Janusz Korwin-Mikke stanie przed sądem? Policja wszczęła już dochodzenie
Jak informuje europoseł Wiosny Łukasz Kohut, policja wszczęła dochodzenie w sprawie znęcania się nad psem przez kontrowersyjnego polityka. Janusz Korwin-Mikke stanie przed sądem?
Na udostępnionym w sieci w Sylwestra nagraniu, któremu towarzyszył Super Express, polityk rzucał swojemu psu petardy. Chciał w ten sposób udowodnić, że jego pies nie boi się hałasu, bo… został uodporniony przez właściciela.
Janusz Korwin-Mikke stanie przed sądem?
Zachowanie Janusza Korwina-Mikkego oburzyło wiele osób. W tym europosła Wiosny Łukasza Kohuta, który napisał:
Trzeba reagować, trzeba zawsze reagować, gdy dzieje się krzywda.
I słowa dotrzymał. Na początku stycznia złożył zawiadomienie do prokuratury o możliwości popełnienia przestępstwa przez posła Konfederacji.
Sprawą zajęła się policja pod nadzorem Prokuratury Rejonowej w Otwocku.
Kontrowersyjne metody posła
Janusz Korwin-Mikke po prostu lubi szokować. Kontrowersje to drugie imię posła.

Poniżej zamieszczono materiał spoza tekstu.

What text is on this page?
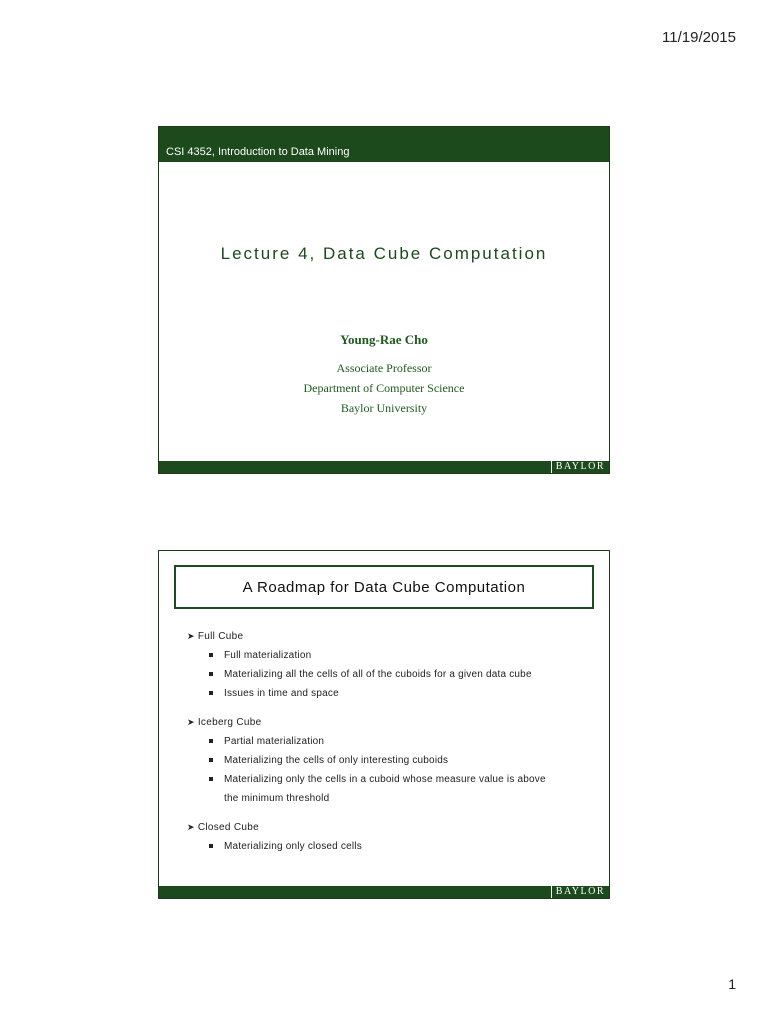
11/19/2015
CSI 4352, Introduction to Data Mining
Lecture 4, Data Cube Computation
Young-Rae Cho
Associate Professor
Department of Computer Science
Baylor University
BAYLOR
A Roadmap for Data Cube Computation
➤ Full Cube
Full materialization
Materializing all the cells of all of the cuboids for a given data cube
Issues in time and space
➤ Iceberg Cube
Partial materialization
Materializing the cells of only interesting cuboids
Materializing only the cells in a cuboid whose measure value is above
the minimum threshold
➤ Closed Cube
Materializing only closed cells
BAYLOR
1
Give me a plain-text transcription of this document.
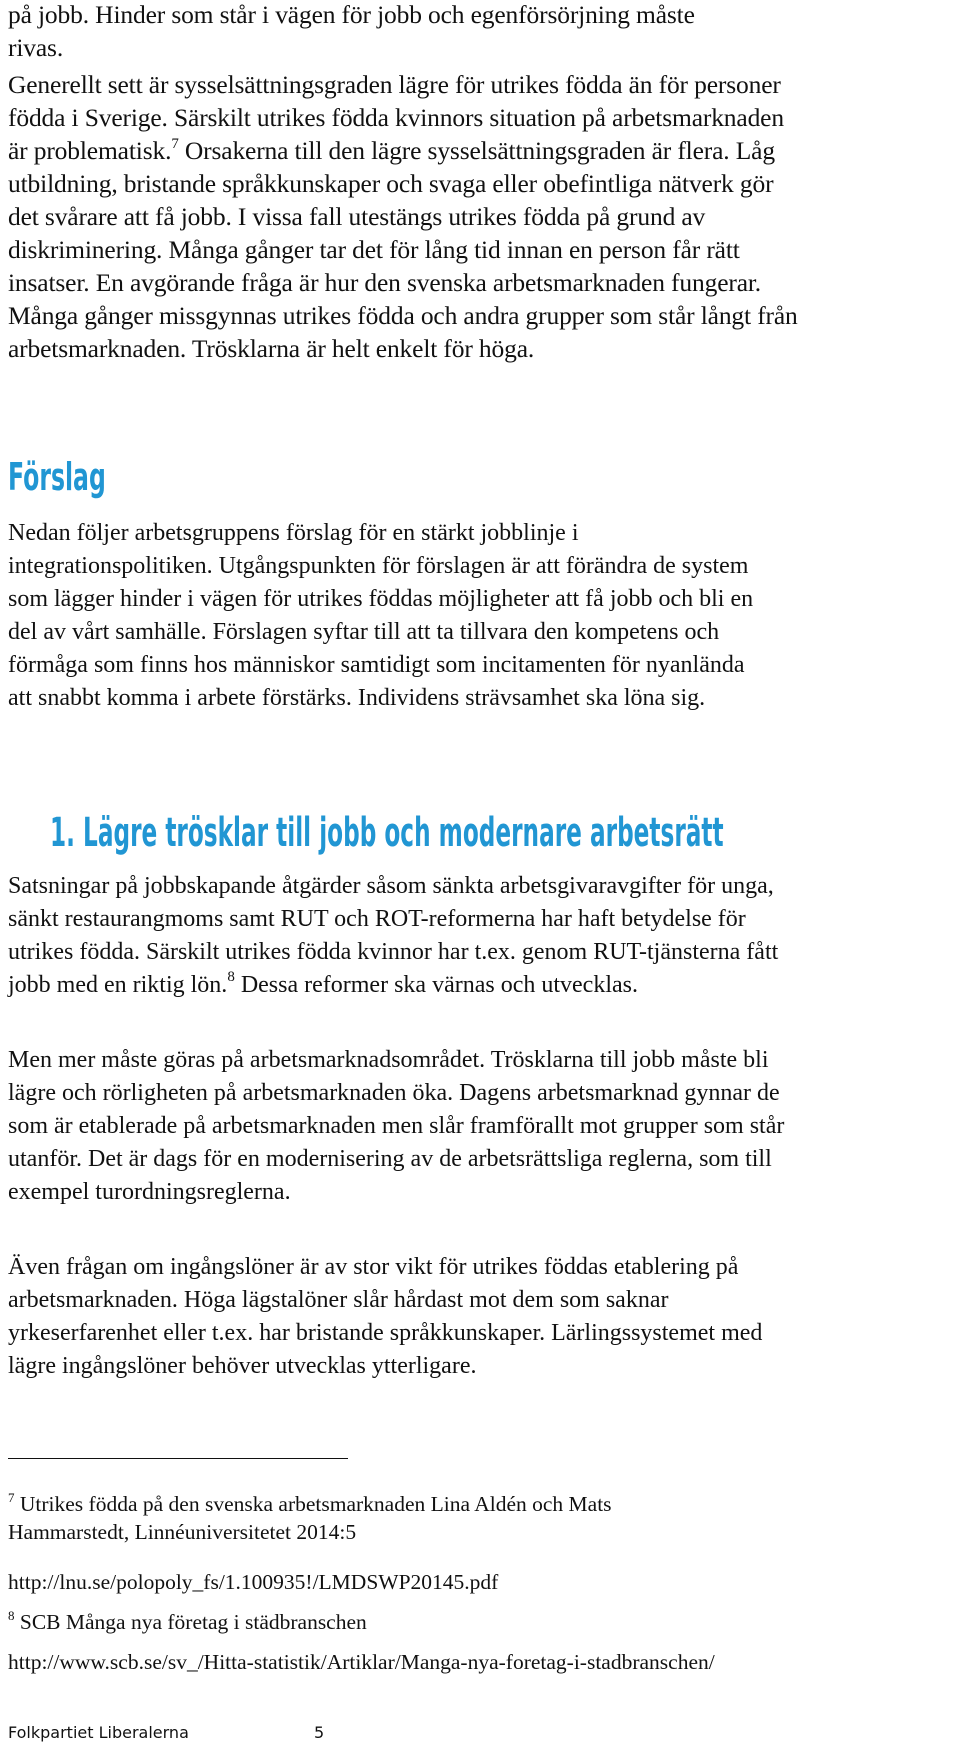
på jobb. Hinder som står i vägen för jobb och egenförsörjning måste rivas.

Generellt sett är sysselsättningsgraden lägre för utrikes födda än för personer födda i Sverige. Särskilt utrikes födda kvinnors situation på arbetsmarknaden är problematisk.$^7$ Orsakerna till den lägre sysselsättningsgraden är flera. Låg utbildning, bristande språkkunskaper och svaga eller obefintliga nätverk gör det svårare att få jobb. I vissa fall utestängs utrikes födda på grund av diskriminering. Många gånger tar det för lång tid innan en person får rätt insatser. En avgörande fråga är hur den svenska arbetsmarknaden fungerar. Många gånger missgynnas utrikes födda och andra grupper som står långt från arbetsmarknaden. Trösklarna är helt enkelt för höga.

Förslag

Nedan följer arbetsgruppens förslag för en stärkt jobblinje i integrationspolitiken. Utgångspunkten för förslagen är att förändra de system som lägger hinder i vägen för utrikes föddas möjligheter att få jobb och bli en del av vårt samhälle. Förslagen syftar till att ta tillvara den kompetens och förmåga som finns hos människor samtidigt som incitamenten för nyanlända att snabbt komma i arbete förstärks. Individens strävsamhet ska löna sig.

1. Lägre trösklar till jobb och modernare arbetsrätt

Satsningar på jobbskapande åtgärder såsom sänkta arbetsgivaravgifter för unga, sänkt restaurangmoms samt RUT och ROT-reformerna har haft betydelse för utrikes födda. Särskilt utrikes födda kvinnor har t.ex. genom RUT-tjänsterna fått jobb med en riktig lön.$^8$ Dessa reformer ska värnas och utvecklas.

Men mer måste göras på arbetsmarknadsområdet. Trösklarna till jobb måste bli lägre och rörligheten på arbetsmarknaden öka. Dagens arbetsmarknad gynnar de som är etablerade på arbetsmarknaden men slår framförallt mot grupper som står utanför. Det är dags för en modernisering av de arbetsrättsliga reglerna, som till exempel turordningsreglerna.

Även frågan om ingångslöner är av stor vikt för utrikes föddas etablering på arbetsmarknaden. Höga lägstalöner slår hårdast mot dem som saknar yrkeserfarenhet eller t.ex. har bristande språkkunskaper. Lärlingssystemet med lägre ingångslöner behöver utvecklas ytterligare.

$^7$ Utrikes födda på den svenska arbetsmarknaden Lina Aldén och Mats Hammarstedt, Linnéuniversitetet 2014:5

http://lnu.se/polopoly_fs/1.100935!/LMDSWP20145.pdf

$^8$ SCB Många nya företag i städbranschen

http://www.scb.se/sv_/Hitta-statistik/Artiklar/Manga-nya-foretag-i-stadbranschen/

Folkpartiet Liberalerna	5
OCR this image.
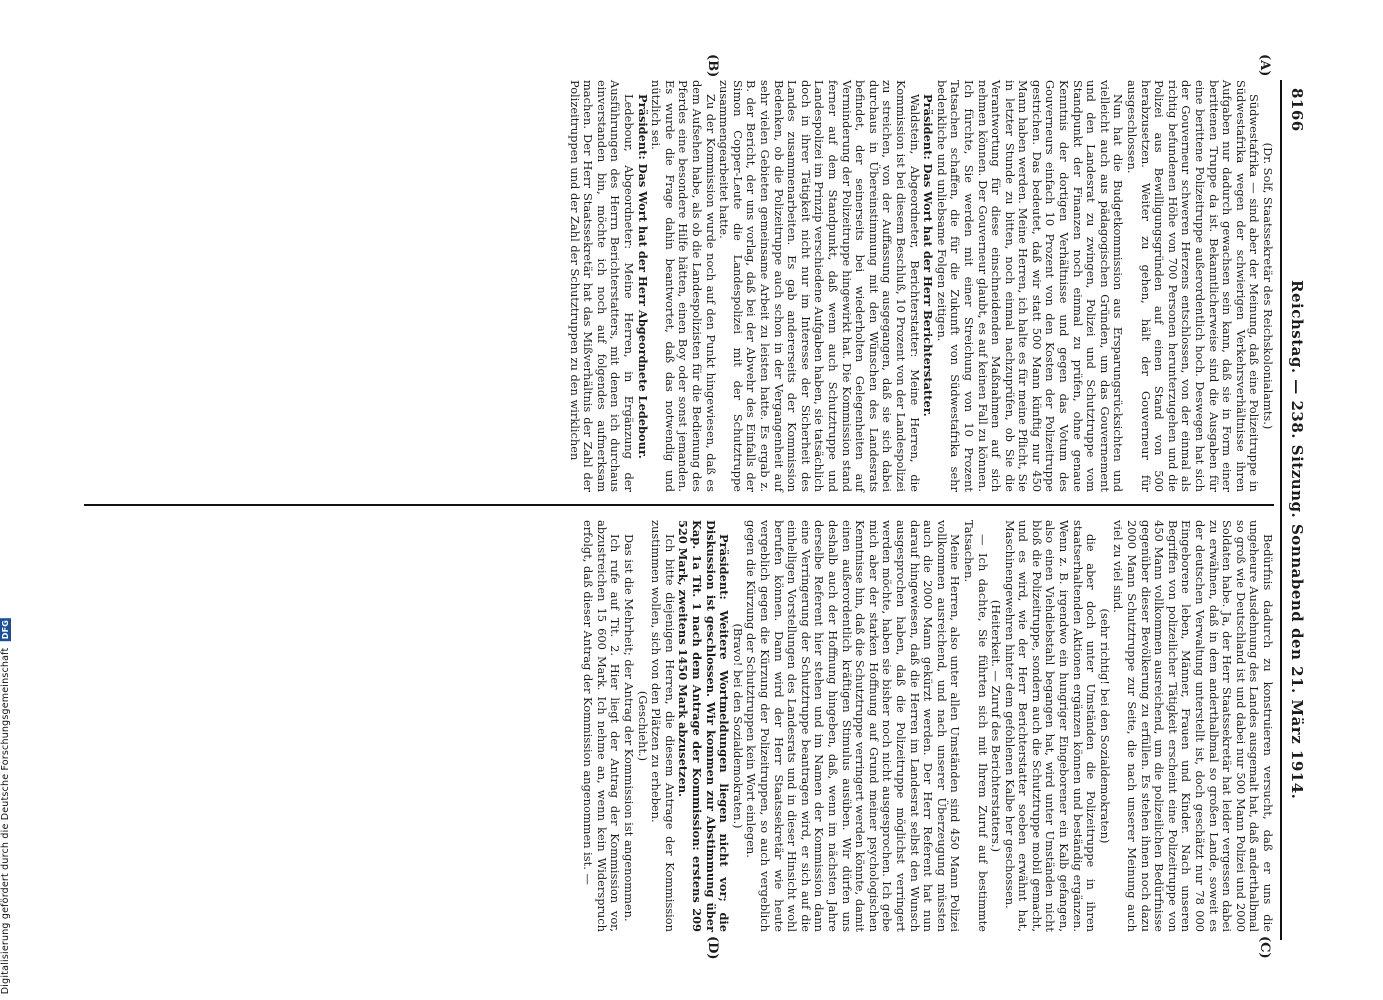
8166
Reichstag. — 238. Sitzung. Sonnabend den 21. März 1914.
(A)
(B)
(C)
(D)

(Dr. Solf, Staatssekretär des Reichskolonialamts.)

Südwestafrika — sind aber der Meinung, daß eine Polizeitruppe in Südwestafrika wegen der schwierigen Verkehrsverhältnisse ihren Aufgaben nur dadurch gewachsen sein kann, daß sie in Form einer berittenen Truppe da ist. Bekanntlicherweise sind die Ausgaben für eine berittene Polizeitruppe außerordentlich hoch. Deswegen hat sich der Gouverneur schweren Herzens entschlossen, von der einmal als richtig befundenen Höhe von 700 Personen herunterzugehen und die Polizei aus Bewilligungsgründen auf einen Stand von 500 herabzusetzen. Weiter zu gehen, hält der Gouverneur für ausgeschlossen.

Nun hat die Budgetkommission aus Ersparungsrücksichten und vielleicht auch aus pädagogischen Gründen, um das Gouvernement und den Landesrat zu zwingen, Polizei und Schutztruppe vom Standpunkt der Finanzen noch einmal zu prüfen, ohne genaue Kenntnis der dortigen Verhältnisse und gegen das Votum des Gouverneurs einfach 10 Prozent von den Kosten der Polizeitruppe gestrichen. Das bedeutet, daß wir statt 500 Mann künftig nur 450 Mann haben werden. Meine Herren, ich halte es für meine Pflicht, Sie in letzter Stunde zu bitten, noch einmal nachzuprüfen, ob Sie die Verantwortung für diese einschneidenden Maßnahmen auf sich nehmen können. Der Gouverneur glaubt, es auf keinen Fall zu können. Ich fürchte, Sie werden mit einer Streichung von 10 Prozent Tatsachen schaffen, die für die Zukunft von Südwestafrika sehr bedenkliche und unliebsame Folgen zeitigen.

Präsident: Das Wort hat der Herr Berichterstatter.

Waldstein, Abgeordneter, Berichterstatter: Meine Herren, die Kommission ist bei diesem Beschluß, 10 Prozent von der Landespolizei zu streichen, von der Auffassung ausgegangen, daß sie sich dabei durchaus in Übereinstimmung mit den Wünschen des Landesrats befindet, der seinerseits bei wiederholten Gelegenheiten auf Verminderung der Polizeitruppe hingewirkt hat. Die Kommission stand ferner auf dem Standpunkt, daß wenn auch Schutztruppe und Landespolizei im Prinzip verschiedene Aufgaben haben, sie tatsächlich doch in ihrer Tätigkeit nicht nur im Interesse der Sicherheit des Landes zusammenarbeiten. Es gab andererseits der Kommission Bedenken, ob die Polizeitruppe auch schon in der Vergangenheit auf sehr vielen Gebieten gemeinsame Arbeit zu leisten hatte. Es ergab z. B. der Bericht, der uns vorlag, daß bei der Abwehr des Einfalls der Simon Copper-Leute die Landespolizei mit der Schutztruppe zusammengearbeitet hatte.

Zu der Kommission wurde noch auf den Punkt hingewiesen, daß es dem Aufsehen habe, als ob die Landespolizisten für die Bedienung des Pferdes eine besondere Hilfe hätten, einen Boy oder sonst jemanden. Es wurde die Frage dahin beantwortet, daß das notwendig und nützlich sei.

Präsident: Das Wort hat der Herr Abgeordnete Ledebour.

Ledebour, Abgeordneter: Meine Herren, in Ergänzung der Ausführungen des Herrn Berichterstatters, mit denen ich durchaus einverstanden bin, möchte ich noch auf folgendes aufmerksam machen. Der Herr Staatssekretär hat das Mißverhältnis der Zahl der Polizeitruppen und der Zahl der Schutztruppen zu den wirklichen

Bedürfnis dadurch zu konstruieren versucht, daß er uns die ungeheure Ausdehnung des Landes ausgemalt hat, daß anderthalbmal so groß wie Deutschland ist und dabei nur 500 Mann Polizei und 2000 Soldaten habe. Ja, der Herr Staatssekretär hat leider vergessen dabei zu erwähnen, daß in dem anderthalbmal so großen Lande, soweit es der deutschen Verwaltung unterstellt ist, doch geschätzt nur 78 000 Eingeborene leben, Männer, Frauen und Kinder. Nach unseren Begriffen von polizeilicher Tätigkeit erscheint eine Polizeitruppe von 450 Mann vollkommen ausreichend, um die polizeilichen Bedürfnisse gegenüber dieser Bevölkerung zu erfüllen. Es stehen ihnen noch dazu 2000 Mann Schutztruppe zur Seite, die nach unserer Meinung auch viel zu viel sind.

(sehr richtig! bei den Sozialdemokraten)

die aber doch unter Umständen die Polizeitruppe in ihren staatserhaltenden Aktionen ergänzen können und beständig ergänzen. Wenn z. B. irgendwo ein hungriger Eingeborener ein Kalb gefangen, also einen Viehdiebstahl begangen hat, wird unter Umständen nicht bloß die Polizeitruppe, sondern auch die Schutztruppe mobil gemacht, und es wird, wie der Herr Berichterstatter soeben erwähnt hat, Maschinengewehren hinter dem gefohlenen Kalbe her geschossen.

(Heiterkeit. — Zuruf des Berichterstatters.)

— Ich dachte, Sie führten sich mit Ihrem Zuruf auf bestimmte Tatsachen.

Meine Herren, also unter allen Umständen sind 450 Mann Polizei vollkommen ausreichend, und nach unserer Überzeugung müssten auch die 2000 Mann gekürzt werden. Der Herr Referent hat nun darauf hingewiesen, daß die Herren im Landesrat selbst den Wunsch ausgesprochen haben, daß die Polizeitruppe möglichst verringert werden möchte, haben sie bisher noch nicht ausgesprochen. Ich gebe mich aber der starken Hoffnung auf Grund meiner psychologischen Kenntnisse hin, daß die Schutztruppe verringert werden könnte, damit einen außerordentlich kräftigen Stimulus ausüben. Wir dürfen uns deshalb auch der Hoffnung hingeben, daß, wenn im nächsten Jahre derselbe Referent hier stehen und im Namen der Kommission dann eine Verringerung der Schutztruppe beantragen wird, er sich auf die einhelligen Vorstellungen des Landesrats und in dieser Hinsicht wohl berufen können. Dann wird der Herr Staatssekretär wie heute vergeblich gegen die Kürzung der Polizeitruppen, so auch vergeblich gegen die Kürzung der Schutztruppen kein Wort einlegen.

(Bravo! bei den Sozialdemokraten.)

Präsident: Weitere Wortmeldungen liegen nicht vor; die Diskussion ist geschlossen. Wir kommen zur Abstimmung über Kap. 1a Tit. 1 nach dem Antrage der Kommission: erstens 209 520 Mark, zweitens 1450 Mark abzusetzen.

Ich bitte diejenigen Herren, die diesem Antrage der Kommission zustimmen wollen, sich von den Plätzen zu erheben.

(Geschieht.)

Das ist die Mehrheit; der Antrag der Kommission ist angenommen.

Ich rufe auf Tit. 2. Hier liegt der Antrag der Kommission vor, abzustreichen 15 600 Mark. Ich nehme an, wenn kein Widerspruch erfolgt, daß dieser Antrag der Kommission angenommen ist. —

Digitalisierung gefördert durch die Deutsche Forschungsgemeinschaft DFG
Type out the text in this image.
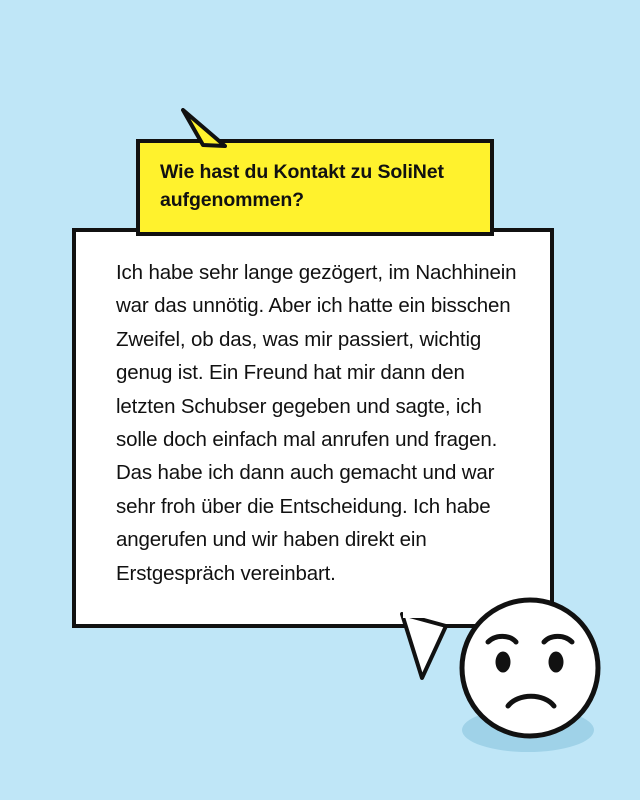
Wie hast du Kontakt zu SoliNet aufgenommen?
Ich habe sehr lange gezögert, im Nachhinein war das unnötig. Aber ich hatte ein bisschen Zweifel, ob das, was mir passiert, wichtig genug ist. Ein Freund hat mir dann den letzten Schubser gegeben und sagte, ich solle doch einfach mal anrufen und fragen. Das habe ich dann auch gemacht und war sehr froh über die Entscheidung. Ich habe angerufen und wir haben direkt ein Erstgespräch vereinbart.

Godząc się na udostępnienie podobnych materiałów, zapewne liczył się z tym, że wywoła skandal. Nie ważne co mówią, ważne by mówili?
Tym razem chodziło głównie o nagranie, które trafiło do sieci w Sylwestra. Widać na nim, jak poseł Konfederacji wraz ze swoim ukochanym psem Odim, poszedł po fajerwerki, które następnie odpalał i rzucał obok swojego teriera.
Na reakcję obrońców praw zwierząt oraz wielu oburzonych internautów, nie trzeba było długo czekać. Ale – jak to zwykle bywa w przypadku kontrowersyjnego polityka, nie brakowało również tych, którzy przyklaskiwali jego metodom.
Poseł twierdził, że dzięki oswajaniu psa z petardami, ten nie boi się fajerwerków. Co więcej, na swoją „obronę”, Janusz Korwin-Mikke chętnie przyznał, że takie same metody stosował również wcześniej, tresując swojego wilczura.
W obronie polityka stanęła także jego córka Korynna. Twierdziła, że ojciec kocha zwierzęta, co udowadnia przygarniając nawet kalekie i chore.
W rozmowie z Fakt24, Łukasz Kohut podsumował:
Kiedy Janusz Korwin-Mikke strzelał przy swoim psie fajerwerkami, jego zwolennicy rechotali, a ja widziałem przerażenie w oczach tego zwierzęcia. Trzeba reagować, kiedy naszym braciom mniejszym dzieje się krzywda. Sam mam dwa koty: Thora i Freyę (imiona nadane na cześć postaci z mitologii skandynawskiej), a wcześniej miałem też psa. Nie mogę pozwolić, żeby ktoś w taki sposób traktował zwierzęta.
Zostanie ukarany?
Według specjalistów, rzucanie materiałów wybuchowych i hukowych w stronę psa, jest równoznaczne ze znęcaniem się nad zwierzęciem. Natężony hałas może prowadzić do uszkodzenia, a nawet utraty słuchu. Sprawia niemal fizyczny ból i wiąże się z ogromnym stresem, który może doprowadzić nawet do zawału!
Za znęcanie się nad zwierzętami grozi do 3 lat pozbawienia wolności.